Extensive damage to and scarring of liver (i.e. cirrhosis) leads to weight loss, easy bruising and bleeding tendencies, peripheral edema (swelling of the legs) and accumulation of ascites (fluid in the peritoneal cavity). Eventually, cirrhosis may lead to various complications: esophageal varices (enlarged veins in the wall of the esophagus that can cause life-threatening bleeding) hepatic encephalopathy (confusion and coma) and hepatorenal syndrome (kidney dysfunction).

Acne, abnormal menstruation, lung scarring, inflammation of the thyroid gland and kidneys may be present in women with autoimmune hepatitis.

Risk Factors for Hepatitis


Depending on the type of hepatitis virus, there are different ways that people can acquire hepatitis. The main ways that people contract hepatitis are:

  • Hepatitis A. Through contaminated food and water
  • Hepatitis B. Through sexual contact
  • Hepatitis C. Through contact with infected blood, usually by sharing drug injection needles and syringes

People at high risk for hepatitis A infection include:

  • International travelers
  • Day care employees and children
  • People living in a household with someone who has hepatitis A
  • People are HIV positive
  • Men who have sex with men
  • Users of illegal drugs

The CDC recommends routine testing for chronic hepatitis B virus (HBV) infection for the following high risk groups:

  • Persons born in regions with high rates of hepatitis B infection
  • People travel or work in regions with high rates of hepatitis A
  • People who use injected drugs or who share needles
  • Men who have sex with men
  • People receiving chemotherapy or immunosuppressive therapy for certain medical conditions including cancer, organ transplantation, or rheumatologic or gastoenterologic disorders
  • Donors of blood, organs, or semen
  • Hemodialysis patients
  • All pregnant women and infants born to mothers infected with HBV
  • People who have sex with an infected person or who live in a household with an infected person
  • Health care workers and others exposed to blood products and needlestick devices.
  • People are HIV positive

People at high risk for hepatitis C include:

  • Current and former drug injection users (this group is most at risk)
  • People who received a blood transfusion, blood product, or organ before 1992 when procedures were implemented to screen blood for hepatitis C
  • People who received a blood clotting product prior to 1987, when screening procedures were implemented
  • Hemodialysis patients
  • People who have had tattooing or body piercing performed with non-sterile instruments
  • Healthcare workers who may be exposed to needlesticks
  • People infected with HIV
  • Babies born to mothers infected with hepatitis C


Diagnosis of Hepatitis


Diagnosis can be made using various biochemical markers of hepatitis in conjunction with an assessment of the patient’s medical history and a physical examination.

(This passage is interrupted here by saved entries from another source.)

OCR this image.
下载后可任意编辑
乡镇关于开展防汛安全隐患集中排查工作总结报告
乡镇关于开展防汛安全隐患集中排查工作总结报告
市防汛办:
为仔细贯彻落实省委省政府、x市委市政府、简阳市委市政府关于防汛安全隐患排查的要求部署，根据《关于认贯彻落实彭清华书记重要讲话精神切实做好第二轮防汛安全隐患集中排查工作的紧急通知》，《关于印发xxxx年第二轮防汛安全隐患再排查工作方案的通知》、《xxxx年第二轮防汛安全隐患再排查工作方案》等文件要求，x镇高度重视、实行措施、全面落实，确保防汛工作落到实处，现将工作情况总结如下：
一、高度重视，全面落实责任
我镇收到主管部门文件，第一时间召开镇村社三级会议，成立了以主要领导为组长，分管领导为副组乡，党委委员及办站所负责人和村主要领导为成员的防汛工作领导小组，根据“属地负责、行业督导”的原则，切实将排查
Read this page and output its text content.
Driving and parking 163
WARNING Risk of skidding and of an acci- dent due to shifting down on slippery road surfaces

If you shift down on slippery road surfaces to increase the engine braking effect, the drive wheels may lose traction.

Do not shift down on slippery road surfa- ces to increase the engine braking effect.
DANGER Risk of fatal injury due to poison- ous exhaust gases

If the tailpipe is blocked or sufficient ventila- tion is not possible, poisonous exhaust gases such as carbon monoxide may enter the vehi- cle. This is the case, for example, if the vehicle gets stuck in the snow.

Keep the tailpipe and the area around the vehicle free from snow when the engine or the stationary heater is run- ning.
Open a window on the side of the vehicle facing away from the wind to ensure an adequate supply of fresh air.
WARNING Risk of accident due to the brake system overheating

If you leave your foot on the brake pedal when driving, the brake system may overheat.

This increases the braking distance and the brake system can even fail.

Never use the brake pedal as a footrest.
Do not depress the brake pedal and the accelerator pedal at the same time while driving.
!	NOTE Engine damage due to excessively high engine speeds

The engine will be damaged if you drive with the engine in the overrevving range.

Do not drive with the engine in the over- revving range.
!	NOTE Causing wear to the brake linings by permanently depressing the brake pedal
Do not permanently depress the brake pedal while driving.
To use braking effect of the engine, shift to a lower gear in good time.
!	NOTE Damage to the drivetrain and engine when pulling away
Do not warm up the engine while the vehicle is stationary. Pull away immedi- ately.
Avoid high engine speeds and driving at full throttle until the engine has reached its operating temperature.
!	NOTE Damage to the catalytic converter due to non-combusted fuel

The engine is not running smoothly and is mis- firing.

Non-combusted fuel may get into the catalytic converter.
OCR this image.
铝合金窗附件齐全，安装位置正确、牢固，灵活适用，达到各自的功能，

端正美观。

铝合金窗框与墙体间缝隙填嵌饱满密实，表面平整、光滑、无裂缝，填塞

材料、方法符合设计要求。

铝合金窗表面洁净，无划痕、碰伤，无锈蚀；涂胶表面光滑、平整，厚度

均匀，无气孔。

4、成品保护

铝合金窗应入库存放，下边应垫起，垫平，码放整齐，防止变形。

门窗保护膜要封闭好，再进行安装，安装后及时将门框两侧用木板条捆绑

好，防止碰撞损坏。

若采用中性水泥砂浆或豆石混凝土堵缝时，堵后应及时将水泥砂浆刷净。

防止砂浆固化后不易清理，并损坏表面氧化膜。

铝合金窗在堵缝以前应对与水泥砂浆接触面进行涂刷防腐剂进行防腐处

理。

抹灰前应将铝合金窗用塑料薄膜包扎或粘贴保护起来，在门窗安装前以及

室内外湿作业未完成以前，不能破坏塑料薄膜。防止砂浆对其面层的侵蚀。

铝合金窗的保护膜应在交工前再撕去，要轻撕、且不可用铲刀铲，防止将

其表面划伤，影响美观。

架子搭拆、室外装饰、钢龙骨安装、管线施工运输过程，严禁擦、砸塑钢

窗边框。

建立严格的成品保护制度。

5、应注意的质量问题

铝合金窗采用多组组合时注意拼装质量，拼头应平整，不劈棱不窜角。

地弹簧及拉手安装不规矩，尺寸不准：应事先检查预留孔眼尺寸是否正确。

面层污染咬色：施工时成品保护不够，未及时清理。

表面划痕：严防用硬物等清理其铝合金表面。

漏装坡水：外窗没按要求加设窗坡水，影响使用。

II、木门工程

Blood tests are used to detect the presence of hepatitis A in your body. A sample of blood is taken, usually from a vein in your arm, and sent to a laboratory for testing. Your doctor may also discuss your signs and symptoms as part of making a diagnosis.

Prevention from Hepatitis


  • Wash your hands after going to the bathroom and before fixing food or eating.
  • Use latex condoms, which may lower the risk of transmission.
  • Avoid tap water when traveling to certain countries or regions. 
  • Hepatitis is preventable by vaccination. Be vaccinated in time.
  • Don’t share drug needles and personal items—such as toothbrushes, razors and nail clippers—with an infected person.
  • Ethanol, mostly in alcoholic beverages, is a significant cause of hepatitis. Avoid alcohol consumption.

Treatment of Hepatitis


Bed rest, abstaining from alcohol, and taking medication to help relieve symptoms. Most people who have hepatitis A and E get well on their own after a few weeks.

Hepatitis B is treated with drugs, such as lamivudine and adefovir dipivoxil. Hepatitis C is treated with a combination of peginterferon and ribovarin.

Liver transplant of hepatitis B or C, or D-caused liver failure.